The top-third of the lineup contributed tonight in the losing effort, too — Francisco Lindor, Jason Kipnis, and Jose Ramirez combined to go 6-for-17 with two runs batted in and only 12 runners stranded on base. I say only, because the rest of the lineup combined to leave 18 on base, which seems like a glitch on’s box score, but I’m too scared to count and actually see if that’s true.

Michael Brantley may have only had one hit in this game (in six at-bats), but it was the biggest. The biggest of the game, maybe the biggest of the season, and it was the first of its kind:

If you’re a fan of Win Probability Added, Brantley’s slam had an astounding WPA of .489, meaning he improved the Indians’ odds to win by almost 50 percent with one grand swing of the bat. If you’re a visual learner, enjoy this FanGraphs Win Probability Chart for the game (at least the part that’s enjoyable):

What kid hasn’t pretended to be up to bat down by four with the bases loaded, two outs, and two strikes in the bottom of the ninth? The end result in those fantasies is always you, the hero, coming through and tying the game with a grand slam. The crowd goes wild as you try and do that fake, quiet audience cheer noise.

Brantley got to live out that exact fantasy. His dramatic grand slam tied the game at six in the bottom of the ninth and gave the Indians all the momentum with Edwin Encarnacion and Yonder Alonso coming up to bat to put the game away.

If tonight was the incarnation of backyard childhood fantasies, we should all be glad they usually end right after the home run, because what follows isn’t a pretty sight.

Edwin did his job by returning a 98 mile-per-hour four-seamer to center field for a single. With Rajai Davis pinch running, Alonso had a pretty rough at-bat, we’ll call it. Davis had a mile headstart more than once for an easy steal, but Alonso just kept swinging and fouling off pitches instead of letting the Really Fast Man take a free base. He seemed to realize it, but he just kept doing it and Rajai kept trotting back to first, out of scoring position.

It didn’t matter in the end, because Alonso struck out anyway. Because. Of. Course. He. Did.

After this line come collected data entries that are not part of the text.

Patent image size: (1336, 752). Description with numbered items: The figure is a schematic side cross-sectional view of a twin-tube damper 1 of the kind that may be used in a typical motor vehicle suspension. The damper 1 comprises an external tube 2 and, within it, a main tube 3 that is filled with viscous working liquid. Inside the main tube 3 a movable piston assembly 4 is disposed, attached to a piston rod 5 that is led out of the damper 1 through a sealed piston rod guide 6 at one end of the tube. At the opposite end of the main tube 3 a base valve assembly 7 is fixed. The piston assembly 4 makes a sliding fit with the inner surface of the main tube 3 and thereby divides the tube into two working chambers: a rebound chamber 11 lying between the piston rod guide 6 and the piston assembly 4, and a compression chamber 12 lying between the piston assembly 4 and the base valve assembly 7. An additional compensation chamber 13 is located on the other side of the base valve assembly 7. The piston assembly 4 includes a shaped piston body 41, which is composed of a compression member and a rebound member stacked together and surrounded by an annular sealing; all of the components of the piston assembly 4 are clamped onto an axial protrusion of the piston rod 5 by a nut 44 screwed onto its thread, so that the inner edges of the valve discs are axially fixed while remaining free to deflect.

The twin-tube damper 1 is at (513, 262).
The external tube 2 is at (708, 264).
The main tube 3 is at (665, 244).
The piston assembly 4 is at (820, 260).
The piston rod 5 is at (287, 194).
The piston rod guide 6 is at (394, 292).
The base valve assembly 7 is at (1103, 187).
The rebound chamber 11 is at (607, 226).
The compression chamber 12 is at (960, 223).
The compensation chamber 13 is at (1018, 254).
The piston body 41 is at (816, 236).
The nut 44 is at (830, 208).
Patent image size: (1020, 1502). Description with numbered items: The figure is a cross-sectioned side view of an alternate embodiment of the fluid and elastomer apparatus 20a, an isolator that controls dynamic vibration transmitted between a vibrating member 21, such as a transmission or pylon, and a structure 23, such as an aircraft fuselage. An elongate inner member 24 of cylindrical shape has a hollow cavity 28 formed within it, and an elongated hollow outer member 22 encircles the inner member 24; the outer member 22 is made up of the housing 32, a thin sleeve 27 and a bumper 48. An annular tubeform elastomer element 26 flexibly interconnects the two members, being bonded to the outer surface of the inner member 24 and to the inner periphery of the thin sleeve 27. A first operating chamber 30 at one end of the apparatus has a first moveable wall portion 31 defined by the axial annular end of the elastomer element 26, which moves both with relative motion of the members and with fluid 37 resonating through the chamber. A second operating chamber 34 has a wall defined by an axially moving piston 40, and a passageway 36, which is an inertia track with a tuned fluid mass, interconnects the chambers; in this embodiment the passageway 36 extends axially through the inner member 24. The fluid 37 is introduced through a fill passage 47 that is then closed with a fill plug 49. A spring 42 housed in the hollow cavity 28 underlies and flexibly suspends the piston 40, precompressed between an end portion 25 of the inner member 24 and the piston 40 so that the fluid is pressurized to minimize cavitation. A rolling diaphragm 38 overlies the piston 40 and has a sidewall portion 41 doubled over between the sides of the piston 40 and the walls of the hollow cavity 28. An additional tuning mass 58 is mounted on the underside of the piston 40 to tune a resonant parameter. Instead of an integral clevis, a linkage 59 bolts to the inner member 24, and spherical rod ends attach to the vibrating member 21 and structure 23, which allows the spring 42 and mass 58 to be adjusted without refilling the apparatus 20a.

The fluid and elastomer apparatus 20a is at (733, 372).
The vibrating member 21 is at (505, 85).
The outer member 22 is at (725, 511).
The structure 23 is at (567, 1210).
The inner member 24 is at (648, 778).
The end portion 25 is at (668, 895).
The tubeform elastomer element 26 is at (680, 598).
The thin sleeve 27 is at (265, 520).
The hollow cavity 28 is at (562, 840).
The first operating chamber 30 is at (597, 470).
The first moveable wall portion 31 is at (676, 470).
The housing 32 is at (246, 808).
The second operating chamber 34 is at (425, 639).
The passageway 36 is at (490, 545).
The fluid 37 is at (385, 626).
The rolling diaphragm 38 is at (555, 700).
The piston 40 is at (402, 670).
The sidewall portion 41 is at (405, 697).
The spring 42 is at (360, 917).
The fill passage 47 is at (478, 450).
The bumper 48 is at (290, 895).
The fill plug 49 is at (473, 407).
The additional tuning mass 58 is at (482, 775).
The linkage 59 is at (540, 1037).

In extras, all the flaws of the Indians were put under a spotlight. They couldn’t hit for anything, and the Andrew Millerless bullpen had no answer for the Texas Rangers third-stringers. Nick Goody happened to be on the mound when back-to-back home runs were hit, but it could have easily happened to anyone with an arm in the Tribe bullpen. Tyler Olson was taxed yesterday but forced to pitch again today, and Goody had to face nine pitchers before things went south.

We’ll always have that ninth inning, at least.